Volume 47 | Number 6 | December 2012

Abstract List

Jostein Grytten Ph.D., Lars Monkerud Ph.D., Rune Sørensen Ph.D.


To examine whether the introduction of advanced diagnostic technology in maternity care has led to less variation in type of delivery between hospitals in Norway.

Data Sources

The Medical Birth Registry of Norway provided detailed medical information for 1.7 million deliveries from 1967 to 2005. Information about diagnostic technology was collected directly from the maternity units.

Study Design

The data were analyzed using a two‐level binary logistic model with Caesarean section as the outcome measure.
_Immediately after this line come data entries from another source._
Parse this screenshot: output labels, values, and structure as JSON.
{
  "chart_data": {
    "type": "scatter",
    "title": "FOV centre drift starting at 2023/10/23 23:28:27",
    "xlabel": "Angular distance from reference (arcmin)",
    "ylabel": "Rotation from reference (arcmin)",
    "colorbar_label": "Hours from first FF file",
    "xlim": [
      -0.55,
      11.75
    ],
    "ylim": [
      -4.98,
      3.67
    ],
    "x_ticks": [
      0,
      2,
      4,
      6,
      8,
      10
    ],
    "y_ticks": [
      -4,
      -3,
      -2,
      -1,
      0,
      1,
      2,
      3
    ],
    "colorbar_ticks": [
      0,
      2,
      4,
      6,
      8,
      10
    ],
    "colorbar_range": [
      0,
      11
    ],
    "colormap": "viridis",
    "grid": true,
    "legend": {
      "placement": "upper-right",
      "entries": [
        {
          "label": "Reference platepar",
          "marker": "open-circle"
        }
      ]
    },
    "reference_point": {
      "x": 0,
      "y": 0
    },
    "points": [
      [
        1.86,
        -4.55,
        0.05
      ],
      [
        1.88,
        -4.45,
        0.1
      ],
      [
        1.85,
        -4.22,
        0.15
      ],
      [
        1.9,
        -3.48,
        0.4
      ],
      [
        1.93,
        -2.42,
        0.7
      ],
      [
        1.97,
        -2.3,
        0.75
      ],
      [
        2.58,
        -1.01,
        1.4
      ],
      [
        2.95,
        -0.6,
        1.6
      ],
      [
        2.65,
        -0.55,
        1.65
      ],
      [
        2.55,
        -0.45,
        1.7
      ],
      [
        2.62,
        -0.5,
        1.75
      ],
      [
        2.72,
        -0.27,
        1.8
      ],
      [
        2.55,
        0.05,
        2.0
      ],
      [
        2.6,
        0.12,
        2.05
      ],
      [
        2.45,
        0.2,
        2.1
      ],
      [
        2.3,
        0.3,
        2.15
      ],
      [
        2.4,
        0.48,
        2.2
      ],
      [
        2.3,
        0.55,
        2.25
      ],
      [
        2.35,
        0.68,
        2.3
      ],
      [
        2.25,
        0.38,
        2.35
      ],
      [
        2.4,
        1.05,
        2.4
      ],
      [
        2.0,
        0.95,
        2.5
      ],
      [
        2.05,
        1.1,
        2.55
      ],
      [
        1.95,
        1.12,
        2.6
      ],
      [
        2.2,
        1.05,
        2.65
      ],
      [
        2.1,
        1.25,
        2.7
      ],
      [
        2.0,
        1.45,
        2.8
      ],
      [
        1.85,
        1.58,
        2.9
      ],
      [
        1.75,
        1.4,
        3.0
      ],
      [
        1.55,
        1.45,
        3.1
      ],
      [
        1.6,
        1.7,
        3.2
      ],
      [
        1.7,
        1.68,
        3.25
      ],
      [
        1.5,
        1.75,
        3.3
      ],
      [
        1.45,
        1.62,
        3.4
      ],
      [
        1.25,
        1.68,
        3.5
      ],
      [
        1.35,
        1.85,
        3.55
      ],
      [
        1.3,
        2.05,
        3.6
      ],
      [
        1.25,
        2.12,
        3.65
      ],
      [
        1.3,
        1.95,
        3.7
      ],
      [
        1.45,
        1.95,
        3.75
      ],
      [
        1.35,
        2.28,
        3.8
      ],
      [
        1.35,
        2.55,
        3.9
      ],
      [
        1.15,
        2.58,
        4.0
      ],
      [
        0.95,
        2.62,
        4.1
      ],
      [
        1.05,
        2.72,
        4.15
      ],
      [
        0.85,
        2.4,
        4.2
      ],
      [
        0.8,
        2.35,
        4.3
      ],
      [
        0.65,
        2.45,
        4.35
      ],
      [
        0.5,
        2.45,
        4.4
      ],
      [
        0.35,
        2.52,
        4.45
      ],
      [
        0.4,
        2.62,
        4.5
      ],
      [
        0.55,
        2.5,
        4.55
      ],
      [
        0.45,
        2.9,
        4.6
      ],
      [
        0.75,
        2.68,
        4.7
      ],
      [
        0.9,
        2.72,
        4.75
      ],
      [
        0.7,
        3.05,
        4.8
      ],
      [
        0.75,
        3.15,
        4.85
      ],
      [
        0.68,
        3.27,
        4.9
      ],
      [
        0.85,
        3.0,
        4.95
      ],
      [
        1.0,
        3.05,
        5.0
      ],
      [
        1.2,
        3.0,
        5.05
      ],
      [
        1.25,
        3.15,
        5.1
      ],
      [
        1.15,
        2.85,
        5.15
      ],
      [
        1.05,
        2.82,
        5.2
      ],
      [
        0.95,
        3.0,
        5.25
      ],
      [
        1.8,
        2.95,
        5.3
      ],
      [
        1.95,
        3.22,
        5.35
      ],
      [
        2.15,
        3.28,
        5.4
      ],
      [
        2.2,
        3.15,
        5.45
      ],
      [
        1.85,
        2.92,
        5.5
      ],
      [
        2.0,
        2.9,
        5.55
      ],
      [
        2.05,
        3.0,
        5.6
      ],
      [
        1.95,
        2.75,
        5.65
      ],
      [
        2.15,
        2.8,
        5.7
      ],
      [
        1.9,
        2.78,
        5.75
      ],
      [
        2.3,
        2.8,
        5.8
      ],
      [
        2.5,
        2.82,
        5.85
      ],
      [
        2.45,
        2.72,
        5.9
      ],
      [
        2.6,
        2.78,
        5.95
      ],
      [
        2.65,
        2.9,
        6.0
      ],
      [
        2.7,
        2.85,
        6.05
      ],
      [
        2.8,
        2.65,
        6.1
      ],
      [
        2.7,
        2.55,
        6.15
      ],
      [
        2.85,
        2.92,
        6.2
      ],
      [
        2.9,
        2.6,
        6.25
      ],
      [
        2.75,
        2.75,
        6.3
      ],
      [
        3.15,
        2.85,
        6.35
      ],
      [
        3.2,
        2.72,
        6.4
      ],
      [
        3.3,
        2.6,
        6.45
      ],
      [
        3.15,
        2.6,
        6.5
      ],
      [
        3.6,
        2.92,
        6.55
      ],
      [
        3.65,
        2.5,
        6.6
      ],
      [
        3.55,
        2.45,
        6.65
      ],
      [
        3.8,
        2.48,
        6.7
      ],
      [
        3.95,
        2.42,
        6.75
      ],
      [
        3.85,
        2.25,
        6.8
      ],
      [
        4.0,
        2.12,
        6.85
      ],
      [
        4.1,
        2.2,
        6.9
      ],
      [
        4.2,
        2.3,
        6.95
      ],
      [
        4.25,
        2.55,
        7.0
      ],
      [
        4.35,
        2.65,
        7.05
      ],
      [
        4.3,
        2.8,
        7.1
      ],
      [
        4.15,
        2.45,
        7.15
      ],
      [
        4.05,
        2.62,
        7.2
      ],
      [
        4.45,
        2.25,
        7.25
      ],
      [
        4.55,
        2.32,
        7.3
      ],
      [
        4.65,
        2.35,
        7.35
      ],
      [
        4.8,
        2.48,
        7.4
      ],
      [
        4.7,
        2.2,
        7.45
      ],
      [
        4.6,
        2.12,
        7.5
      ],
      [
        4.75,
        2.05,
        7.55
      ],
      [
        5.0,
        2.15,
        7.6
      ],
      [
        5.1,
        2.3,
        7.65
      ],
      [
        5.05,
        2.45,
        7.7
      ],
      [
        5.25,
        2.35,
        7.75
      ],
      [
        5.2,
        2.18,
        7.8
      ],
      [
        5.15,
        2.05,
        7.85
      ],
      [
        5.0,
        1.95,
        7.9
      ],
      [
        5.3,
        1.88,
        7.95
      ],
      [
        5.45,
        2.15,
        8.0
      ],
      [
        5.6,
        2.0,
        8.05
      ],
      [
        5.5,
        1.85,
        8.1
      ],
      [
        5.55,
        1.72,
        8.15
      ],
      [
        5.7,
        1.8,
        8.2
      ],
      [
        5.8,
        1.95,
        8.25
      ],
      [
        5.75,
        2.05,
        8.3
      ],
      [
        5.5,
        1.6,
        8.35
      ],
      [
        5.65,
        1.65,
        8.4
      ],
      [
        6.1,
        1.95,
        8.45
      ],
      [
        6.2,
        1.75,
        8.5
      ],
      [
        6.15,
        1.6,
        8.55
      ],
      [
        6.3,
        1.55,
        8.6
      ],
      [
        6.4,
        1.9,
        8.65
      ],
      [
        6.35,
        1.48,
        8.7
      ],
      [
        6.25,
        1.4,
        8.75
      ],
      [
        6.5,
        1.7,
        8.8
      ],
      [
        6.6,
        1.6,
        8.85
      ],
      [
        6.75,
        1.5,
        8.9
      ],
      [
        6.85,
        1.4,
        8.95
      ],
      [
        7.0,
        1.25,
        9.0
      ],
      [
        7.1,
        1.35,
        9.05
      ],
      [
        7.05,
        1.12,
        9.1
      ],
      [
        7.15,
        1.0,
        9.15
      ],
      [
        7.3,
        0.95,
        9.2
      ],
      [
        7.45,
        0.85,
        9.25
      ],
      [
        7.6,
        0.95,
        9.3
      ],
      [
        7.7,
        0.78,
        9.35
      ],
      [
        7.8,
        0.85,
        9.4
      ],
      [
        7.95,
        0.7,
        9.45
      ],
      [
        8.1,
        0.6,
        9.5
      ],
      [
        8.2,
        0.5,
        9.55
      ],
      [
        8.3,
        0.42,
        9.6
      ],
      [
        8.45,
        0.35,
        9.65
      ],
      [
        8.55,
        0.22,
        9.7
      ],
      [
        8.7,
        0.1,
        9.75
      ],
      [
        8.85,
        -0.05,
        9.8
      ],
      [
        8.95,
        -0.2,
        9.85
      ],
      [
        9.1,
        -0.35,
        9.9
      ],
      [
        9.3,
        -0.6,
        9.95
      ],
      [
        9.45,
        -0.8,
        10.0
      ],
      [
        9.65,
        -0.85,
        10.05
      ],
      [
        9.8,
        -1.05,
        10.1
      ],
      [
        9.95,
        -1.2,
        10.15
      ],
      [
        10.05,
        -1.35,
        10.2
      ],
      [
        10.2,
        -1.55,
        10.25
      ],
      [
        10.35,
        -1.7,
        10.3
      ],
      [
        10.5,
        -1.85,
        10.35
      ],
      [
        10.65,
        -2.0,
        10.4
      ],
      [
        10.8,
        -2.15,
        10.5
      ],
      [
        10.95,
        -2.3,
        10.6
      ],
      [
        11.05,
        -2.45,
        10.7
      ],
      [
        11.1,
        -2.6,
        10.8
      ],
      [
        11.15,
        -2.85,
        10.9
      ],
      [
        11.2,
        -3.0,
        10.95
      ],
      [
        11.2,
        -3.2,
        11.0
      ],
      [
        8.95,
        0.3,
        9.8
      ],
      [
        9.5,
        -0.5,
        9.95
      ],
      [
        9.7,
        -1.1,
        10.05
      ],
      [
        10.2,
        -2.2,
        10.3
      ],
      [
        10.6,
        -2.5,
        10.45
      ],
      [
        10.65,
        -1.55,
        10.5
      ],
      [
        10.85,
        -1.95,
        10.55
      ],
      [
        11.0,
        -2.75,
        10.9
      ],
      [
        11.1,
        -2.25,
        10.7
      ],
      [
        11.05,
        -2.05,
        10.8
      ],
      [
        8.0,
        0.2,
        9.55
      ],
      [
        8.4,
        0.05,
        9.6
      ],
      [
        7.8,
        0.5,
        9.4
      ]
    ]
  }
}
Level one contained variables that characterized the health status of the mother and child. Hospitals are level two. A heterogeneous variance structure was specified for the hospital level, where the error variance was allowed to vary according to the following types of diagnostic technology: two‐dimensional ultrasound, cardiotocography, waveform analysis, and fetal blood analyses.

Principal Finding

There was a marked variation in Caesarean section rates between hospitals up to 1973. After this the variation diminished markedly. This was due to the introduction of ultrasound and cardiotocography.


Diagnostic technology reduced clinical uncertainty about the diagnosis of risk factors of the mother and child during delivery, and variation in type of delivery between hospitals was reduced accordingly. The results support the practice style hypothesis.